Review assembly metrics.

Assembly Metrics
You will be able to see various metrics on the Genome Report page. Use these metrics to asses the quality of the assembled genome.

Metrics include:
  • Coverage Plot - Graph depicting the number of reads covering a given nucleotide of the reference sequence.  The consensus genome must have >10 reads covering a specific genome site for a base to be called.
  • % Genome Called - Refers to the percentage of the genome meeting thresholds for calling consensus bases.The closer this number is to 100%, the better.
  • SNPs - Indicates the number of single nucleotide polymorphisms. SNPs represent single nucleotide variations between the reference accession and consensus genome. 
  • Informative Bases -Specifies the number of base calls (C, T, G, A) in the genome. 
  • Ambiguous Bases - If multiple sequencing reads support more than one nucleotide at a given site, those sites will be designated with an IUPAC ambiguity code. This metric specifies the number of non-C, T, G, A nucleotides in the consensus genome. The consensus genome pipeline only calls nucleotides that are detected at least at 75% frequency.
  • Mapped Reads - Refers to the total number of reads that mapped to the reference genome.
  • GC content - Percentage of G and C nucleotides in the consensus sequence. The GC content of the consensus sequence should be close to that of the reference sequence.


Download Data
Download Data
Download virus consensus genome data, including consensus genome sequences (FASTA format) and intermediate files produced throughout the pipeline, through Genome Report and Project pages.

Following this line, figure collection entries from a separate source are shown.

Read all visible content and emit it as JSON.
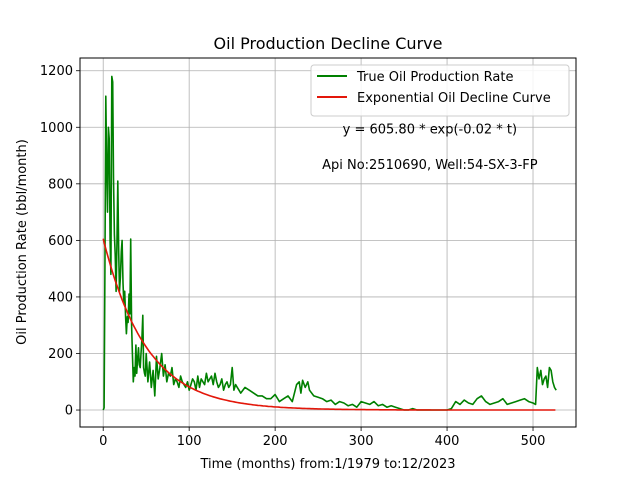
{
  "chart_data": {
    "type": "line",
    "title": "Oil Production Decline Curve",
    "xlabel": "Time (months) from:1/1979 to:12/2023",
    "ylabel": "Oil Production Rate (bbl/month)",
    "xlim": [
      -27,
      550
    ],
    "ylim": [
      -60,
      1245
    ],
    "x_ticks": [
      0,
      100,
      200,
      300,
      400,
      500
    ],
    "y_ticks": [
      0,
      200,
      400,
      600,
      800,
      1000,
      1200
    ],
    "grid": true,
    "legend_position": "top-right",
    "annotations": [
      {
        "text": "y = 605.80 * exp(-0.02 * t)",
        "x": 380,
        "y": 978
      },
      {
        "text": "Api No:2510690, Well:54-SX-3-FP",
        "x": 380,
        "y": 852
      }
    ],
    "series": [
      {
        "name": "True Oil Production Rate",
        "color": "#008000",
        "x": [
          0,
          1,
          2,
          3,
          4,
          5,
          6,
          7,
          8,
          9,
          10,
          11,
          12,
          13,
          14,
          15,
          16,
          17,
          18,
          19,
          20,
          21,
          22,
          23,
          24,
          25,
          26,
          27,
          28,
          29,
          30,
          31,
          32,
          33,
          34,
          35,
          36,
          37,
          38,
          39,
          40,
          41,
          42,
          43,
          44,
          45,
          46,
          47,
          48,
          49,
          50,
          52,
          54,
          56,
          58,
          60,
          62,
          64,
          66,
          68,
          70,
          72,
          74,
          76,
          78,
          80,
          82,
          84,
          86,
          88,
          90,
          92,
          94,
          96,
          98,
          100,
          102,
          104,
          106,
          108,
          110,
          112,
          114,
          116,
          118,
          120,
          122,
          124,
          126,
          128,
          130,
          132,
          134,
          136,
          138,
          140,
          142,
          144,
          146,
          148,
          150,
          152,
          154,
          156,
          158,
          160,
          165,
          170,
          175,
          180,
          185,
          190,
          195,
          200,
          205,
          210,
          215,
          220,
          225,
          228,
          230,
          232,
          235,
          238,
          240,
          245,
          250,
          255,
          260,
          265,
          270,
          275,
          280,
          285,
          290,
          295,
          300,
          305,
          310,
          315,
          320,
          325,
          330,
          335,
          340,
          345,
          350,
          355,
          360,
          365,
          370,
          380,
          390,
          400,
          405,
          410,
          415,
          420,
          425,
          430,
          435,
          440,
          445,
          450,
          455,
          460,
          465,
          470,
          475,
          480,
          485,
          490,
          495,
          500,
          503,
          505,
          507,
          509,
          511,
          513,
          515,
          517,
          519,
          521,
          523,
          525,
          527
        ],
        "y": [
          0,
          8,
          480,
          1110,
          880,
          700,
          1000,
          960,
          600,
          480,
          1180,
          1160,
          820,
          620,
          550,
          420,
          600,
          810,
          560,
          420,
          470,
          560,
          600,
          450,
          380,
          420,
          330,
          270,
          330,
          310,
          410,
          340,
          605,
          300,
          200,
          100,
          150,
          120,
          230,
          130,
          180,
          220,
          160,
          150,
          200,
          250,
          335,
          150,
          130,
          120,
          200,
          100,
          170,
          80,
          140,
          50,
          190,
          110,
          150,
          200,
          120,
          160,
          100,
          130,
          120,
          150,
          90,
          110,
          100,
          80,
          120,
          100,
          90,
          80,
          100,
          70,
          90,
          110,
          100,
          70,
          120,
          80,
          110,
          100,
          90,
          130,
          100,
          110,
          120,
          90,
          130,
          100,
          80,
          90,
          110,
          70,
          90,
          100,
          80,
          90,
          150,
          70,
          90,
          80,
          70,
          60,
          80,
          70,
          60,
          50,
          50,
          40,
          40,
          55,
          30,
          40,
          50,
          30,
          90,
          100,
          60,
          105,
          80,
          100,
          70,
          50,
          45,
          40,
          30,
          35,
          20,
          30,
          25,
          15,
          20,
          10,
          30,
          25,
          20,
          30,
          15,
          20,
          10,
          15,
          10,
          5,
          0,
          0,
          5,
          0,
          0,
          0,
          0,
          0,
          5,
          30,
          20,
          35,
          25,
          20,
          40,
          50,
          30,
          20,
          25,
          30,
          40,
          20,
          25,
          30,
          35,
          40,
          30,
          25,
          20,
          150,
          110,
          140,
          90,
          110,
          120,
          80,
          150,
          140,
          100,
          80,
          70
        ],
        "data_points_note": ""
      },
      {
        "name": "Exponential Oil Decline Curve",
        "color": "#e3170a",
        "a": 605.8,
        "b": 0.02,
        "x_range": [
          0,
          527
        ]
      }
    ]
  }
}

Downloading Data through Genome Report Page
You can download data for a single consensus genome from the Genome Report page. Here you can download the consensus genome sequence and generated intermediate files in a single folder.

To download a folder with consensus genome data:
  1. Navigate to the Consensus Genome tab for the sample and, if multiple genomes have been assembled, select the genome of interest from the dropdown menu.

2. To download all the data associated with the selected consensus genome, click the "Download
All” button on the right-hand side of the page.


Downloading Data through Project Pages
You can download data for a single or multiple consensus genomes (bulk download) from the Consensus Genome tab for a project of interest. From this tab you can download the consensus genome sequence, assembly metrics, sample metadata, and intermediate files.

To download consensus genome files of interest:
  1. Navigate to the Consensus Genomes tab for the Project page of interest.

2. Select genomes to download and click Download icon.

3. Select the download type of interest from the dialog box.

4. To view file status and download files, navigate to the Downloads page through the username dropdown menu.
Use the dropdown menu by your username on the right-hand side of the page to go to the Downloads page.